A segunda categoria, muito mais complexa, é a dos ativos cujo valor é subjetivo ou ligado à identidade pessoal, como os perfis em redes sociais. Um perfil pessoal comum no Instagram ou Facebook, em regra, é considerado um bem de natureza personalíssima, intrinsecamente ligado à identidade e à liberdade de expressão de seu titular, não sendo, portanto, partilhável. A situação muda drasticamente, no entanto, se esse perfil foi criado ou cresceu exponencialmente durante o casamento e se tornou uma fonte de renda (um perfil comercial, de um influenciador digital, por exemplo). Neste caso, embora o perfil em si possa permanecer com o titular, os lucros auferidos e o valor econômico da marca e da audiência construídas durante o matrimônio podem, sim, ser objeto de partilha, de forma similar à apuração de haveres de uma empresa tradicional. É um tema novo, que exige perícia para avaliar o valor do “negócio digital”.

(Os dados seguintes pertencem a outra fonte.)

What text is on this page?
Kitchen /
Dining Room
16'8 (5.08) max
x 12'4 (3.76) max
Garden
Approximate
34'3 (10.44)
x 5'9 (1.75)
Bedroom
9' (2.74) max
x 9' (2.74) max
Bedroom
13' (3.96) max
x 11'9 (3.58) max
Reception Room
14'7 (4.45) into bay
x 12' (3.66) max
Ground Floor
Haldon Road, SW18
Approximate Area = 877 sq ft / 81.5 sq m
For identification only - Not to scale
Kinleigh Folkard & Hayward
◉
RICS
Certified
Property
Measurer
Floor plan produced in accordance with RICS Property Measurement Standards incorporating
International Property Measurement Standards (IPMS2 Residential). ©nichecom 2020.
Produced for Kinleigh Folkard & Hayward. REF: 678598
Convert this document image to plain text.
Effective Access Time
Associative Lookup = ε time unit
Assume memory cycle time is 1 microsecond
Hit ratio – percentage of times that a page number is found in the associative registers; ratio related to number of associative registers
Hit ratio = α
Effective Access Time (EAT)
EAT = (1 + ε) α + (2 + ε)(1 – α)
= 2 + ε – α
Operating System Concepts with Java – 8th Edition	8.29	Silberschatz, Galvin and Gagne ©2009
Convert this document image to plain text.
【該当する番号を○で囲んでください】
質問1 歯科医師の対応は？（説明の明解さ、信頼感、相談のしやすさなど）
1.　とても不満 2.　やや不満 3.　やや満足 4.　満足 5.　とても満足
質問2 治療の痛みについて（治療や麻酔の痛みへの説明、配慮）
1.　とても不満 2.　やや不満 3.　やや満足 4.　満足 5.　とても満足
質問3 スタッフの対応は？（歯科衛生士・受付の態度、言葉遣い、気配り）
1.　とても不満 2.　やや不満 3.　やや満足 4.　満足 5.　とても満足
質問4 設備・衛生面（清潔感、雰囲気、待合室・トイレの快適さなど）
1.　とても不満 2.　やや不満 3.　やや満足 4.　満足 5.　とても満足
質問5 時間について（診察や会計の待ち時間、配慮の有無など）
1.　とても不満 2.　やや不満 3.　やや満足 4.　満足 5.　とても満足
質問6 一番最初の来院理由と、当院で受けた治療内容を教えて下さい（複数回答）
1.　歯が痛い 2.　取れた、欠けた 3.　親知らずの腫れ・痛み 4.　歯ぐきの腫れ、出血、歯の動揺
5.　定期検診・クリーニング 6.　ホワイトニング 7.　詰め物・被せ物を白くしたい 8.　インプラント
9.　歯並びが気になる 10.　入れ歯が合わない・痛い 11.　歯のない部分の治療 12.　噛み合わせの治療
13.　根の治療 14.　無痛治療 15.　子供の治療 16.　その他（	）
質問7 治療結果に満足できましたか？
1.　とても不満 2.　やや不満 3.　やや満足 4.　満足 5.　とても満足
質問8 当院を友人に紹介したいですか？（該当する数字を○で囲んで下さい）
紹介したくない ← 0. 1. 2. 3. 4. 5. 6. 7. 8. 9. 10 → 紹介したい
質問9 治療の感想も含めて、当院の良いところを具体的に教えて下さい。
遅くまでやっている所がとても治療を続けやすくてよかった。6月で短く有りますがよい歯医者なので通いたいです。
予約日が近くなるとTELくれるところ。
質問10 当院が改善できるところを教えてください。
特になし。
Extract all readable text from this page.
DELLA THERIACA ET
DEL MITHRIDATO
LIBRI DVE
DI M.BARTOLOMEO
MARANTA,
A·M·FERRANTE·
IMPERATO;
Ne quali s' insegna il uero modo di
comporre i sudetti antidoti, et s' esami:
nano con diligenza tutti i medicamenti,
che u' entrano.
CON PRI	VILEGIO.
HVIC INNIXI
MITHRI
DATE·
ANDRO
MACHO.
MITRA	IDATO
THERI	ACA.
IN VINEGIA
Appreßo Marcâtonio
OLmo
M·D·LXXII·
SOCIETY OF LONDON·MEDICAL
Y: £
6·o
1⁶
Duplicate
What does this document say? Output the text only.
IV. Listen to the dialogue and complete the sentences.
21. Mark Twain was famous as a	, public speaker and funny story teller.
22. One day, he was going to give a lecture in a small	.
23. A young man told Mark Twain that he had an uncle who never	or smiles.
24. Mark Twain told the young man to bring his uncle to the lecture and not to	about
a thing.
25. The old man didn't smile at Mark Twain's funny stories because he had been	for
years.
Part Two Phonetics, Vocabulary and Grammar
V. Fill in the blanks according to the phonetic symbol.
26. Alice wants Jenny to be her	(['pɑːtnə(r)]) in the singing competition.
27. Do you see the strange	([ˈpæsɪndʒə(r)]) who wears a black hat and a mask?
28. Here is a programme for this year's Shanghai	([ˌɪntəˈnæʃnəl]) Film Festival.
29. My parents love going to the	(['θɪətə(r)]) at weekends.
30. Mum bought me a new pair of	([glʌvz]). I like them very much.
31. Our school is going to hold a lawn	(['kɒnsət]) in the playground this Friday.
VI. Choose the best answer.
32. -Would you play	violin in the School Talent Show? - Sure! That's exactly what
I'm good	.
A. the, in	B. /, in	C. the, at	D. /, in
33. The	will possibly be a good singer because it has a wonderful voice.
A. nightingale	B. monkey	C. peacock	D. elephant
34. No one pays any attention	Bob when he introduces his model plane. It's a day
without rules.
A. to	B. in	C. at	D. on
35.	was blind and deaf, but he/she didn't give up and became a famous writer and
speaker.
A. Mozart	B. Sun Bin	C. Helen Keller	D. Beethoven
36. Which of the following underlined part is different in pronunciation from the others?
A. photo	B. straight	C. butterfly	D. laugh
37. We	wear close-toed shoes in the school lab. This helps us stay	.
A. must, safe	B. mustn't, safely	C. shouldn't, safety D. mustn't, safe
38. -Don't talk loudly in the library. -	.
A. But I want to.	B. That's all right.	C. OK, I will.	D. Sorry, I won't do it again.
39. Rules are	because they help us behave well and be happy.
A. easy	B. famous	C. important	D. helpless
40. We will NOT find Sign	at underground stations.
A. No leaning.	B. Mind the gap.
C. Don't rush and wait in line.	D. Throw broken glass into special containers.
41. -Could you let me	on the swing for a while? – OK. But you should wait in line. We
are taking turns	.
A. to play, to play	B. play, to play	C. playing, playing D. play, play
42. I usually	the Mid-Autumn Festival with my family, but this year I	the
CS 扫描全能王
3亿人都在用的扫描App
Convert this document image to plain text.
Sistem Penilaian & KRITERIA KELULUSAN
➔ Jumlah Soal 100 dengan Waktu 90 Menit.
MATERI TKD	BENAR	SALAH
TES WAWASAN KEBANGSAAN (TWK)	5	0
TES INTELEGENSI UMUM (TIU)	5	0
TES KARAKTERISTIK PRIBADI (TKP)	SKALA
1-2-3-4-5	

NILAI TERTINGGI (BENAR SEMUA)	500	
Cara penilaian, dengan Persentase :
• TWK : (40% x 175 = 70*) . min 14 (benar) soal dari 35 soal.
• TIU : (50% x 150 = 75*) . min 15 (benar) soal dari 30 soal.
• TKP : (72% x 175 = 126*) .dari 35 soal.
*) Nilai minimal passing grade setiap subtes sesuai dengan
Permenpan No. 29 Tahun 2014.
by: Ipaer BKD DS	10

E quanto aos acervos digitais de valor afetivo, como as coleções de fotos e vídeos da família armazenadas em serviços como o iCloud ou Google Photos? Embora não tenham valor de mercado, eles possuem um valor sentimental incalculável. O entendimento é que o direito de acesso a esse acervo de memórias pertence a ambos os cônjuges. O ideal é que o titular da conta compartilhe o acesso com o ex-parceiro ou forneça uma cópia completa de todos os arquivos. Caso haja uma recusa imotivada, é possível ingressar com uma medida judicial para obrigar o compartilhamento, garantindo que ninguém seja privado da história de sua própria família. Já as bibliotecas de bens licenciados, como músicas e filmes, são mais difíceis de partilhar, pois os termos de serviço das plataformas geralmente as definem como licenças de uso pessoal e intransferíveis.
A grande questão de fundo é que ainda não existe uma “Lei da Partilha Digital” no Brasil. A Justiça precisa, então, aplicar por analogia as regras do Código Civil a essa nova realidade, muitas vezes colidindo com os termos de serviço privados impostos pelas grandes empresas de tecnologia (as Big Techs). O que fica claro é que o conceito de patrimônio se expandiu. A melhor solução é sempre o acordo, detalhando no divórcio quem ficará com cada ativo digital e como o acesso será garantido. Na falta de consenso, a disputa exigirá advogados atualizados e dispostos a argumentar de forma criativa neste território jurídico ainda em construção, provando que um login e senha podem valer tanto quanto um bem físico.